The Baklava Club (Yashim the Ottoman Detective)
The Baklava Club is the fifth (and purportedly the last) of the Edgar-winning Investigator Yashim stories, set in 19th-century Istanbul. This story begins in 1846, during the final, waning century of Ottoman power, and makes a fitting end-piece for this detailed and lovingly presented historical mystery series.
Three young Europeans, innocents abroad who have been duped into believing they are part of a revolutionary international spy operation, fall into Yashim’s orbit. Although our hero is older and far wiser than these aspiring revolutionaries, he introduces them to his friends and finds himself enjoying their wide-eyed appreciation of his exotic world. When the powerful valide, the Sultan’s mother, asks Yashim to take charge of another young visitor, a melancholy, mysterious Russian beauty named Natasha, all manner of murder and mayhem ensue.

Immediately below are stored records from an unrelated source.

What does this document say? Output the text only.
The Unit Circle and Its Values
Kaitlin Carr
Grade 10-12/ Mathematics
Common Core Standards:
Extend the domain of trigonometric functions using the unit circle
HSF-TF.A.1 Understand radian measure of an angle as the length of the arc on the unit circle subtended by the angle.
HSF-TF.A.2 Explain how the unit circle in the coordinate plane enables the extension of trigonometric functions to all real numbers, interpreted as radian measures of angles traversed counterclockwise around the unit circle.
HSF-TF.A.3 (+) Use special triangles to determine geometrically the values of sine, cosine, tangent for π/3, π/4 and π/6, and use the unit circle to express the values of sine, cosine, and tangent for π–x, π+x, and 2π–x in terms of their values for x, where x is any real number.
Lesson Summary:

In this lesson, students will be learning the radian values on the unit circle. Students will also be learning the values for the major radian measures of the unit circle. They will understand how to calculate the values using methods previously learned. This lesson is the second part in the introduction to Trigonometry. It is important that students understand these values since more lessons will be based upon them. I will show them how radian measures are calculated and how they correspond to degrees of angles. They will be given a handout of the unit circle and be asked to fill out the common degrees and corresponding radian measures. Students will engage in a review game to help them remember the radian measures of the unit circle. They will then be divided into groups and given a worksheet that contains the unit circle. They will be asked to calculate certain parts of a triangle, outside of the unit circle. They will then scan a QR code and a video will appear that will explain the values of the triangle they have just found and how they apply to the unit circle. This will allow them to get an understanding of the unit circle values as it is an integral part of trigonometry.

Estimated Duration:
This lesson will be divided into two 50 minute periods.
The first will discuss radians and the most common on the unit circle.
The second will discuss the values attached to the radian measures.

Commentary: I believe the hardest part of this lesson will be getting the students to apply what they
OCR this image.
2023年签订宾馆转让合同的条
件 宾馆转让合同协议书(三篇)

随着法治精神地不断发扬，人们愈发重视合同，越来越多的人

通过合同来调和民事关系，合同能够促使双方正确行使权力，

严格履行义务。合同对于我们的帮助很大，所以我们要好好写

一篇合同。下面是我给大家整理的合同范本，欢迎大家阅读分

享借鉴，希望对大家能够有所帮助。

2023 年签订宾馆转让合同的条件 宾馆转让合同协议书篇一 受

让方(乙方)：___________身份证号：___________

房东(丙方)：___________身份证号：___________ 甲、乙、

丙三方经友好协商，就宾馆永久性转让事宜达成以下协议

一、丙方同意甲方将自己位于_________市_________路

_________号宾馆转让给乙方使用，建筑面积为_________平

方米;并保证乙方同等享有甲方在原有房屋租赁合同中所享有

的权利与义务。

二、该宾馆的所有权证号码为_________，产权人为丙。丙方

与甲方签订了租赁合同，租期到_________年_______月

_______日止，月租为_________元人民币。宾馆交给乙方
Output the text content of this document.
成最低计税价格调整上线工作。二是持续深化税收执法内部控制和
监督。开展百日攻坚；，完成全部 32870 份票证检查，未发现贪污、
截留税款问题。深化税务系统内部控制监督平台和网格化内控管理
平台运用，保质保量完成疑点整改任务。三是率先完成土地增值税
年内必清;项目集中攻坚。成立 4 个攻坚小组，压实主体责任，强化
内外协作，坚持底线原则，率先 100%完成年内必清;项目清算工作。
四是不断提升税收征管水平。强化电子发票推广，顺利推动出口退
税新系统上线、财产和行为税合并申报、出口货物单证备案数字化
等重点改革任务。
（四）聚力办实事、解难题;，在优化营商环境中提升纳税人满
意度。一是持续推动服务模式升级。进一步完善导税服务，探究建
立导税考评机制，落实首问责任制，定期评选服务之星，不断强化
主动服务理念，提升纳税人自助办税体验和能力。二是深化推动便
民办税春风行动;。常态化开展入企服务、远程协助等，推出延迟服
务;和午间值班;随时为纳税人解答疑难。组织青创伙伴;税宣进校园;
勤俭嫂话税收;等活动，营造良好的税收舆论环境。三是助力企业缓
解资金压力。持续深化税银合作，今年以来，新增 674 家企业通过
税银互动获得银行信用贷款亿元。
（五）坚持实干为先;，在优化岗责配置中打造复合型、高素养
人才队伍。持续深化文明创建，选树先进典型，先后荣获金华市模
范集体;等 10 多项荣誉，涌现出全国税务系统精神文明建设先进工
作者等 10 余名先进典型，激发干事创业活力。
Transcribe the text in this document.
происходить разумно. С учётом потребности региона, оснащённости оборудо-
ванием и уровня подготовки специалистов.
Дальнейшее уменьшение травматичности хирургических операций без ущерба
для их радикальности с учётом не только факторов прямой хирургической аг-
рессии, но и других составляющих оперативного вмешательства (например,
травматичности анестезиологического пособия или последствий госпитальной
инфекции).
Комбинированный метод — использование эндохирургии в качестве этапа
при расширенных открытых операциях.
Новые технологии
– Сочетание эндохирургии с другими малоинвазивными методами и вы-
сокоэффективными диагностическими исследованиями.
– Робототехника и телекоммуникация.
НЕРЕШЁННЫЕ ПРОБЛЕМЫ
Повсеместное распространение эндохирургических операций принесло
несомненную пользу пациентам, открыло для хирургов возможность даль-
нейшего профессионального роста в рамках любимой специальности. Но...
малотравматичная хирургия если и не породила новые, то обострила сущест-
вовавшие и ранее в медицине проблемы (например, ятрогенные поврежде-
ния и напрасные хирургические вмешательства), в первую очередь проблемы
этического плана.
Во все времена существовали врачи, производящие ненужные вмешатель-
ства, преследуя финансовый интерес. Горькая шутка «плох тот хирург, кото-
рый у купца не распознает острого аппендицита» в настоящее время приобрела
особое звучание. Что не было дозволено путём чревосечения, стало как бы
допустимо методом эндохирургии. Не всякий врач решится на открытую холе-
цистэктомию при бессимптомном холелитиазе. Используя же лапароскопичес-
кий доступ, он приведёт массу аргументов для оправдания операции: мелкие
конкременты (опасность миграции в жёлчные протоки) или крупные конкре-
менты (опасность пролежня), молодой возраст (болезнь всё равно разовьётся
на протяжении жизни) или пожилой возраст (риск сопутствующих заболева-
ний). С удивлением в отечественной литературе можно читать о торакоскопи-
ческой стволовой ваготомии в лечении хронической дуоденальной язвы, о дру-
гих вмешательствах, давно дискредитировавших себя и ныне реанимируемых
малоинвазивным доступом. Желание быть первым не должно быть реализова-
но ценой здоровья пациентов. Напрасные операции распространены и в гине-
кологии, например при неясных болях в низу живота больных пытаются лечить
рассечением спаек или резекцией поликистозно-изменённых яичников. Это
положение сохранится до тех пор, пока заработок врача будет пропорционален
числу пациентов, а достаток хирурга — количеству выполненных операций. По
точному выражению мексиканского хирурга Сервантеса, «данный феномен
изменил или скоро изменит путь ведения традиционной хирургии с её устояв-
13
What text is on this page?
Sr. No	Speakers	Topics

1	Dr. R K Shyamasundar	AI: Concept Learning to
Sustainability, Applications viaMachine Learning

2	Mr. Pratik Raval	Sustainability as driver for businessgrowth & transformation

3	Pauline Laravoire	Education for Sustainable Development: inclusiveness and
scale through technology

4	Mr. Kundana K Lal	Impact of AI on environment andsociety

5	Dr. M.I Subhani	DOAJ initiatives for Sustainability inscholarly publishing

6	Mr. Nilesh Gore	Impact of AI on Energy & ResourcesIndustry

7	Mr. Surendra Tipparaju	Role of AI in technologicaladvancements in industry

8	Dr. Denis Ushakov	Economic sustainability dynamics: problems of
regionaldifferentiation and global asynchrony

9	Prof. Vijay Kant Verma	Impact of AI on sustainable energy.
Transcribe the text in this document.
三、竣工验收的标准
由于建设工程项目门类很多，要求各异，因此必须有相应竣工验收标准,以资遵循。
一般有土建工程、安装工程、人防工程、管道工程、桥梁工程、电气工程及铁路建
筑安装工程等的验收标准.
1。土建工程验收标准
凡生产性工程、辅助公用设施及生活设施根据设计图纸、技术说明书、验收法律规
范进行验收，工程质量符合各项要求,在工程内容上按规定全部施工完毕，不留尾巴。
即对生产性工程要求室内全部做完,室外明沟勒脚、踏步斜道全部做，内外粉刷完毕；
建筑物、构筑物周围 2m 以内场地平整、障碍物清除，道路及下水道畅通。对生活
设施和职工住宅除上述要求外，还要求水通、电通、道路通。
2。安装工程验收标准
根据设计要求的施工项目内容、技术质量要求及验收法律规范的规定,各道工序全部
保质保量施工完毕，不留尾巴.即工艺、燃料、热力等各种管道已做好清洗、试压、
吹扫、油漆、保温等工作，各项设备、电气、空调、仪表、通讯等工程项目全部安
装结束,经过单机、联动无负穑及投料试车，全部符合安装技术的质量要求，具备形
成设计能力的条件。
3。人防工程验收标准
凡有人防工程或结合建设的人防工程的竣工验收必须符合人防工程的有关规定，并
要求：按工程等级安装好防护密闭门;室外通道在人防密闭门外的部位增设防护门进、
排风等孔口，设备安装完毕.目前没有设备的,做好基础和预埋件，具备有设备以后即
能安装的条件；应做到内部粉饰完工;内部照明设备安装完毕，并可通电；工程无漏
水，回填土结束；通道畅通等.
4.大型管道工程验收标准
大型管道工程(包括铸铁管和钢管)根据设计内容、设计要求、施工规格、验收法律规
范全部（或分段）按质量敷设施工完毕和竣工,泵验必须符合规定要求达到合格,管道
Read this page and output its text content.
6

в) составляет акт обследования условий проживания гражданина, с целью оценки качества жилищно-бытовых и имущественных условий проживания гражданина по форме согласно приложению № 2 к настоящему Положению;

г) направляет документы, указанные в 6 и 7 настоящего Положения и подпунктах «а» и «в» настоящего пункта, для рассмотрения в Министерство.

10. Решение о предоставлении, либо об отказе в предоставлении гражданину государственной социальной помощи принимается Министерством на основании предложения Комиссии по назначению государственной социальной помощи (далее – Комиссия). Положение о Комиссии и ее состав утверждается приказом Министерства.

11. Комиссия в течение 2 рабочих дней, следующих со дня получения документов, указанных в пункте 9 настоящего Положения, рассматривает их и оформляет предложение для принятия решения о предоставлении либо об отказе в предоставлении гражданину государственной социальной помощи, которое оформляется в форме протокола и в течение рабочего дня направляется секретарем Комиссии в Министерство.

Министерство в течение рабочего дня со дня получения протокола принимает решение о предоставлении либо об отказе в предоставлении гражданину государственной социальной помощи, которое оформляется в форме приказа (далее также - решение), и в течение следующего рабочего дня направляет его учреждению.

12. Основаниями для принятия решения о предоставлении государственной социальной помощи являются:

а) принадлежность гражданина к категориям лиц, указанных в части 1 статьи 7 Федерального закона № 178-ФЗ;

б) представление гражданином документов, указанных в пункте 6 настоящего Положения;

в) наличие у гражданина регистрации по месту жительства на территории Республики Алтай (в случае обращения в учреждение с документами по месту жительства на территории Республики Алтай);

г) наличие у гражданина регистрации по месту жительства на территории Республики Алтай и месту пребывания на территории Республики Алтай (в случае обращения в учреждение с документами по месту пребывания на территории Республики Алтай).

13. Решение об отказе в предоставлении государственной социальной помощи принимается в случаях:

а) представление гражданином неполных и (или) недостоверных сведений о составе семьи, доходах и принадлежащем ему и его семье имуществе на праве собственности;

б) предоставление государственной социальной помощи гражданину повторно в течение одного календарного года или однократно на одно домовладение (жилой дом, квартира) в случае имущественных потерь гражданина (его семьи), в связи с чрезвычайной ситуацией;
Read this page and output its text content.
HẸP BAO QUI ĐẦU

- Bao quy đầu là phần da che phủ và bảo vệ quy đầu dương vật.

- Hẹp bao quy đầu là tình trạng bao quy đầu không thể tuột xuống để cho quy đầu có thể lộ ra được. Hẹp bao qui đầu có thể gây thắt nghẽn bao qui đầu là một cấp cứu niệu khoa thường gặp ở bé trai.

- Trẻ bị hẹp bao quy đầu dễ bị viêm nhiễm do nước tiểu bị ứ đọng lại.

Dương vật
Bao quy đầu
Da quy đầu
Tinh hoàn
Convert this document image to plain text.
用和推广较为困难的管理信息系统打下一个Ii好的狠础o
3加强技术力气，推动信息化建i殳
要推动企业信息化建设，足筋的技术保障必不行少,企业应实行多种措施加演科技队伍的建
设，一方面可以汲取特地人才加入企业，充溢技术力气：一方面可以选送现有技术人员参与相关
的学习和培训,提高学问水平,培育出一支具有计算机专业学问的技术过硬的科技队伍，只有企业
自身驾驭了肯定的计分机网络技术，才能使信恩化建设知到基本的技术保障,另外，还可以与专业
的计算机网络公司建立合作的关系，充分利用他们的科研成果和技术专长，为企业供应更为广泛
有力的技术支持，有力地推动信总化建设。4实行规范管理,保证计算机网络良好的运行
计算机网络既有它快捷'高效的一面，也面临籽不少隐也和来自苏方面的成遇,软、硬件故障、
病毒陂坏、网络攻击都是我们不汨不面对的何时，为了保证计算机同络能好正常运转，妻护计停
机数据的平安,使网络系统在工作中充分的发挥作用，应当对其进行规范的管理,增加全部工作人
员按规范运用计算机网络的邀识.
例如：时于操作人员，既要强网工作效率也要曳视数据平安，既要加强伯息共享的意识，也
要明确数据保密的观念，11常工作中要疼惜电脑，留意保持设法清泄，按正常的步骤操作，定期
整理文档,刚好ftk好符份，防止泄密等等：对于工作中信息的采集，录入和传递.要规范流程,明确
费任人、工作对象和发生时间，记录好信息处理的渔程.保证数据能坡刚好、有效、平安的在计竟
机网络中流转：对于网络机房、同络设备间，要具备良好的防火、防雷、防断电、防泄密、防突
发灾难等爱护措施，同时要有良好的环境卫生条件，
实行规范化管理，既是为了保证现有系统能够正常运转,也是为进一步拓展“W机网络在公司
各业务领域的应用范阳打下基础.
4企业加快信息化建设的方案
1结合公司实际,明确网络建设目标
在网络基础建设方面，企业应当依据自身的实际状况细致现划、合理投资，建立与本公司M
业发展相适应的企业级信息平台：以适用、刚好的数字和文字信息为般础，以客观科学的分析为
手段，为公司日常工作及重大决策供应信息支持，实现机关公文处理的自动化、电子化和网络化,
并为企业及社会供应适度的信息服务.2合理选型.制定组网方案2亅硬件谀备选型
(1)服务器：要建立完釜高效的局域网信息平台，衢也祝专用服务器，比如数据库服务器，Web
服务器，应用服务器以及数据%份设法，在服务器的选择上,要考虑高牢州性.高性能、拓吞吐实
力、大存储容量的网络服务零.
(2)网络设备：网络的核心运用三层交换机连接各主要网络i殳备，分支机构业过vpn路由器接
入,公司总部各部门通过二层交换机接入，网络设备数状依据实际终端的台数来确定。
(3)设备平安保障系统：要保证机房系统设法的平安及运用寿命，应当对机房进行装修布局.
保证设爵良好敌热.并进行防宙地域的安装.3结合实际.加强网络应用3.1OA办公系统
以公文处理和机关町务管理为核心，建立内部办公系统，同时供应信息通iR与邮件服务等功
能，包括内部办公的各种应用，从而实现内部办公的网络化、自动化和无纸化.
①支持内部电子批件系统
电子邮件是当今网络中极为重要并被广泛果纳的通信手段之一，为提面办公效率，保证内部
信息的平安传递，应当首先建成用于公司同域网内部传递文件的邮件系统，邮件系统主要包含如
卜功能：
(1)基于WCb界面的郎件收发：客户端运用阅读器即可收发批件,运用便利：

Jason Goodwin is not only an engaging writer, but a Cambridge scholar and a Byzantine specialist (note his non-fiction work, The Lords of the Horizons: A History of the Ottoman Empire), so the settings, the characters, and the intellectual ferment of the period are flawlessly presented. Fans of the series and of the wise (and sometimes vulnerable) Investigator Yashim will not be disappointed.